Dabei wäre er viel mehr betroffen, ha ha. Persönlich betroffen nämlich.

Wie auch ich.

Scheißvorstellung, dass ich ein Sklave gewesen wäre, und Julius und Alex und Theo und so wären fette reiche Plantagenbesitzer gewesen.

Keine Ahnung, was Hamza und Tolga und Karim gewesen wären. So richtig weiß sind die ja auch nicht. Ich glaube, Türken und Araber gab’s damals gar nicht in Amerika.

Der einzige black man bei uns bin ich. Nicht an der Schule, in der Klasse aber schon.

Inzwischen haben alle Respekt vor mir. Aber das war nicht immer so. In der Fünften war das ganz, ganz anders.

Ich denke selten daran. Die fünfte Klasse war die zweitschlimmste Zeit meines Lebens, und ich habe keinen Bock, mich immer und immer wieder daran zu erinnern. Die ganzen Assis sind jetzt meine Freunde, und dumme Sprüche oder so höre ich nicht. Schon lange nicht mehr.

Ich weiß nicht, ob sie mich damals wirklich wegen meiner Hautfarbe rausgepickt hatten. Oder weil ich einfach den richtigen Moment verpasst hatte, mich mit Ibo anzufreunden. Papa war da schon krank, und ich war eine kleine Heulsuse. Die in der Ecke stand, während die anderen Jungs sich gefetzt haben. Bis es jemand mitgekriegt hat.

Wie ein Film laufen Szenen ab in meinem Gehirn. Ich will ausschalten, aber irgendwie finde ich die Fernbedienung nicht.

Ibo und Oliver – die beiden Fiesesten. Julius, Tolga, Alex und ein paar Mädchen sind auch dabei. Wie sie so tun, als ob meine Hautfarbe eine ansteckende Krankheit wäre. Wie sie mein Schulbrot zertrampeln und den Orangensaft aus meiner Trinkflasche über meinen Kopf schütten.

Bis zu dem Tag, an dem Hamza Oliver die Vorderzähne ausgeschlagen hat. Nach der Schule, auf dem Nachhauseweg war das. Ich hatte es nicht immer geschafft, nach Hause zu kommen, bevor die anderen mich eingeholt hatten, und das war so ein Tag. Sie hatten mich eingeholt, und Ibo hatte einen Hundehaufen auf dem Fußweg entdeckt und Oliver hat … egal. Ich will nicht daran denken.

Aber wie Hamza Oliver hochgerissen hat, daran denke ich gerne. Ein Schlag, und weg waren sie, die Vorderzähne.
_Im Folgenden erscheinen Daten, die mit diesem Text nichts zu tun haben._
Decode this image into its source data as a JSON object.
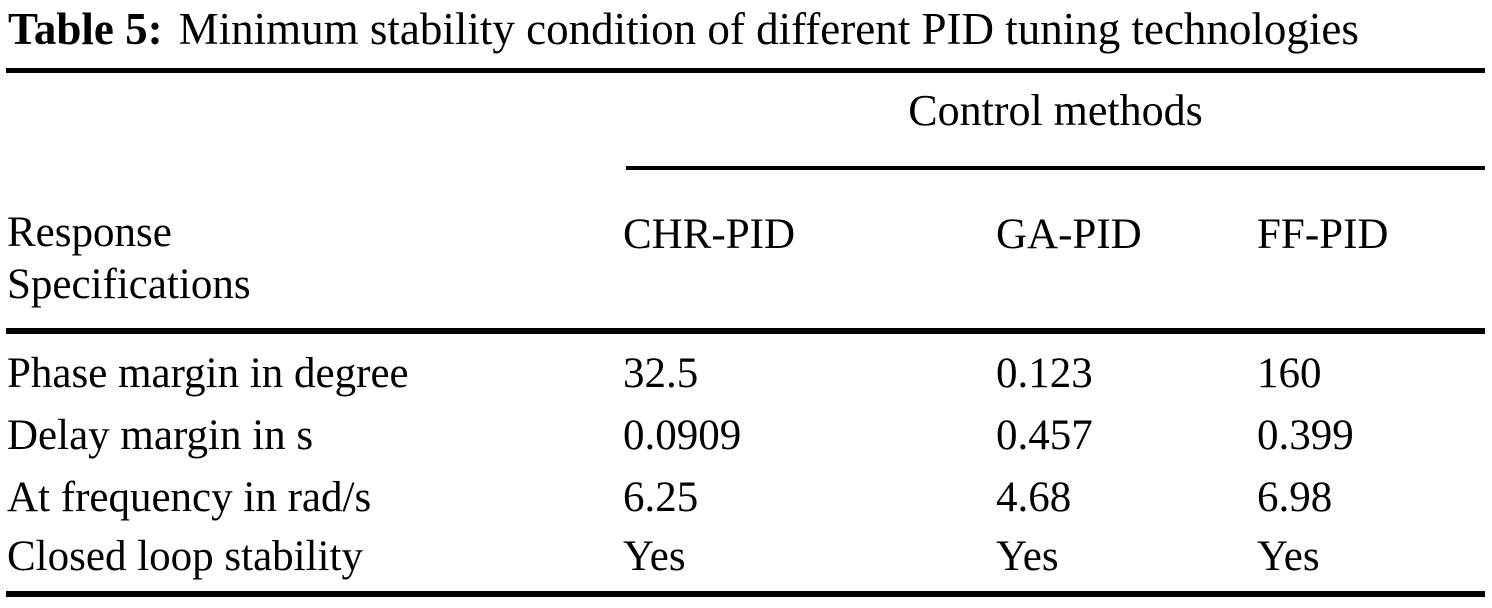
{
  "caption": {
    "label": "Table 5:",
    "text": "Minimum stability condition of different PID tuning technologies"
  },
  "table": {
    "group_header": "Control methods",
    "stub_header": {
      "line1": "Response",
      "line2": "Specifications"
    },
    "columns": [
      "CHR-PID",
      "GA-PID",
      "FF-PID"
    ],
    "rows": [
      {
        "label": "Phase margin in degree",
        "values": [
          "32.5",
          "0.123",
          "160"
        ]
      },
      {
        "label": "Delay margin in s",
        "values": [
          "0.0909",
          "0.457",
          "0.399"
        ]
      },
      {
        "label": "At frequency in rad/s",
        "values": [
          "6.25",
          "4.68",
          "6.98"
        ]
      },
      {
        "label": "Closed loop stability",
        "values": [
          "Yes",
          "Yes",
          "Yes"
        ]
      }
    ]
  },
  "colors": {
    "text": "#000000",
    "background": "#ffffff",
    "rule": "#000000"
  }
}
Hamza hatte mich nie mitgeärgert. Okay, er hatte mich auch nicht direkt unterstützt, am Anfang jedenfalls nicht. Aber je mehr er respektiert wurde, desto öfter setzte er sich für mich ein. Wobei, dass er Oliver die Zähne rausschlägt, das hatte wohl keiner erwartet. Er selbst, glaube ich, auch nicht.
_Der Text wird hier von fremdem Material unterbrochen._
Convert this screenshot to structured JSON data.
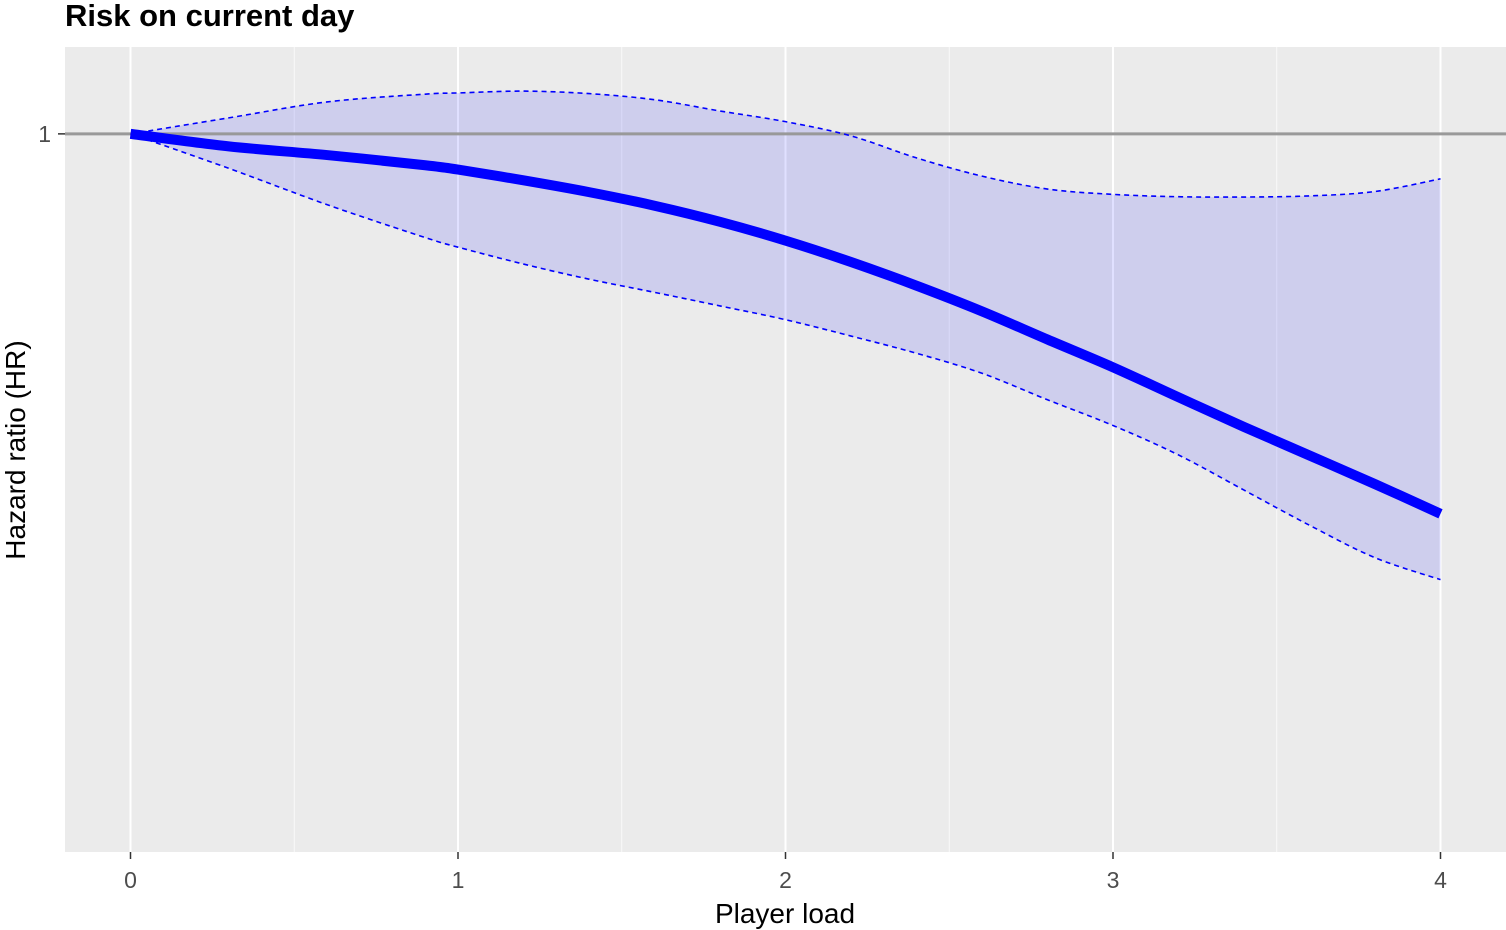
{
  "chart_data": {
    "type": "line",
    "title": "Risk on current day",
    "xlabel": "Player load",
    "ylabel": "Hazard ratio (HR)",
    "xlim": [
      -0.2,
      4.2
    ],
    "ylim": [
      0.4737,
      1.0946
    ],
    "x_ticks": [
      0,
      1,
      2,
      3,
      4
    ],
    "x_tick_labels": [
      "0",
      "1",
      "2",
      "3",
      "4"
    ],
    "y_ticks": [
      1
    ],
    "y_tick_labels": [
      "1"
    ],
    "reference_line": {
      "y": 1
    },
    "grid": true,
    "legend": "none",
    "series": [
      {
        "role": "estimate",
        "x": [
          0,
          0.3,
          0.6,
          0.9,
          1.0,
          1.2,
          1.4,
          1.6,
          1.8,
          2.0,
          2.2,
          2.4,
          2.6,
          2.8,
          3.0,
          3.2,
          3.4,
          3.6,
          3.8,
          4.0
        ],
        "y": [
          1.0,
          0.9871,
          0.9782,
          0.9679,
          0.9635,
          0.9528,
          0.9412,
          0.928,
          0.9126,
          0.8949,
          0.8752,
          0.8539,
          0.8314,
          0.8074,
          0.7844,
          0.7603,
          0.7372,
          0.7156,
          0.6946,
          0.6735
        ]
      },
      {
        "role": "ci_upper",
        "x": [
          0,
          0.3,
          0.6,
          0.9,
          1.0,
          1.2,
          1.4,
          1.6,
          1.8,
          2.0,
          2.2,
          2.4,
          2.6,
          2.8,
          3.0,
          3.2,
          3.4,
          3.6,
          3.8,
          4.0
        ],
        "y": [
          1.0,
          1.0168,
          1.0338,
          1.0422,
          1.0435,
          1.0455,
          1.0428,
          1.0362,
          1.0241,
          1.0128,
          0.9979,
          0.9753,
          0.957,
          0.9442,
          0.939,
          0.9367,
          0.9364,
          0.9375,
          0.9418,
          0.9543
        ]
      },
      {
        "role": "ci_lower",
        "x": [
          0,
          0.3,
          0.6,
          0.9,
          1.0,
          1.2,
          1.4,
          1.6,
          1.8,
          2.0,
          2.2,
          2.4,
          2.6,
          2.8,
          3.0,
          3.2,
          3.4,
          3.6,
          3.8,
          4.0
        ],
        "y": [
          1.0,
          0.9648,
          0.929,
          0.8977,
          0.8888,
          0.8733,
          0.8597,
          0.848,
          0.8361,
          0.8242,
          0.8103,
          0.7959,
          0.7795,
          0.7583,
          0.7383,
          0.716,
          0.6903,
          0.6655,
          0.6434,
          0.6289
        ]
      }
    ],
    "colors": {
      "estimate": "#0000ff",
      "ci_line": "#0000ff",
      "ci_fill": "#0000ff",
      "reference_line": "#999999",
      "panel_bg": "#ebebeb",
      "grid": "#ffffff",
      "tick_text": "#4d4d4d"
    }
  }
}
Er wäre beinahe von der Schule geflogen deswegen. Ist dann aber nicht passiert. Dafür wurde Oliver von seinen Eltern von der Schule genommen. Zu viel Gewalt.

Nach den Vorderzähnen war es vorbei. Danach hat mich keiner mehr angegriffen oder beschimpft.
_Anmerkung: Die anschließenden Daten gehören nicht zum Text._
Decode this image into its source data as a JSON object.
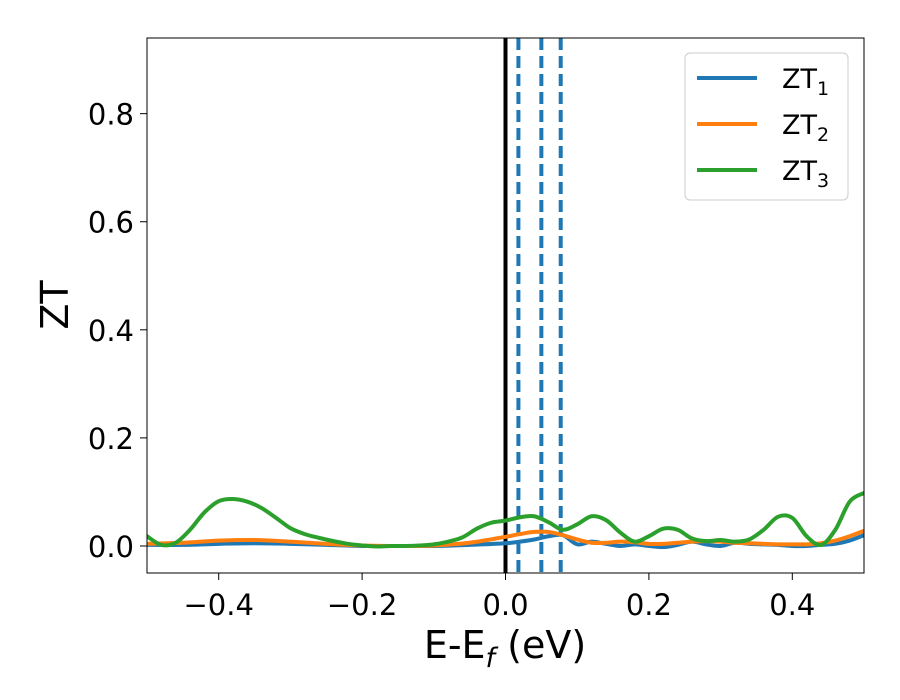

Und mittlerweile ist jeder froh, wenn er mit mir befreundet sein kann. Jeder. Hamza ist unbestritten Boss, aber direkt danach komme ich. Auf jeden Fall vor Alex, und vor Ibo sowieso. Ibo wird zwar respektiert, aber eher so gezwungenermaßen. Weil er so krass ausrasten kann. Das hat mit echter Ehre nichts zu tun.

Keine Ahnung, was geworden wäre ohne Hamza. Seitdem sind wir Brüder.

Ich würde ihn nie verraten, niemals.

Er war auch mit auf Papas Beerdigung.

Irgendwie mochte er mich von Anfang an. Ich weiß noch, wie wir am ersten oder zweiten Tag an unserer Schule, ganz am Anfang der fünften Klasse, so lange nach dem Unterricht auf dem Schulhof Fußball gespielt haben, bis der Hausmeister uns nach Hause geschickt hat. Nur zu zweit, und es hat derbe Spaß gemacht. Ich weiß noch, wie ich dachte, dass das echt ’ne coole neue Schule ist.

Da wusste ich ja noch nicht, was Ibo und Oliver sich so für »Spiele« ausdenken würden.

Egal. Ist lange her.

Ich drehe mich auf die andere Seite und denke ein bisschen an Marie. Das ist auf jeden Fall ein viel, viel schöneres Thema als irgendwelche Filme über Sklaverei.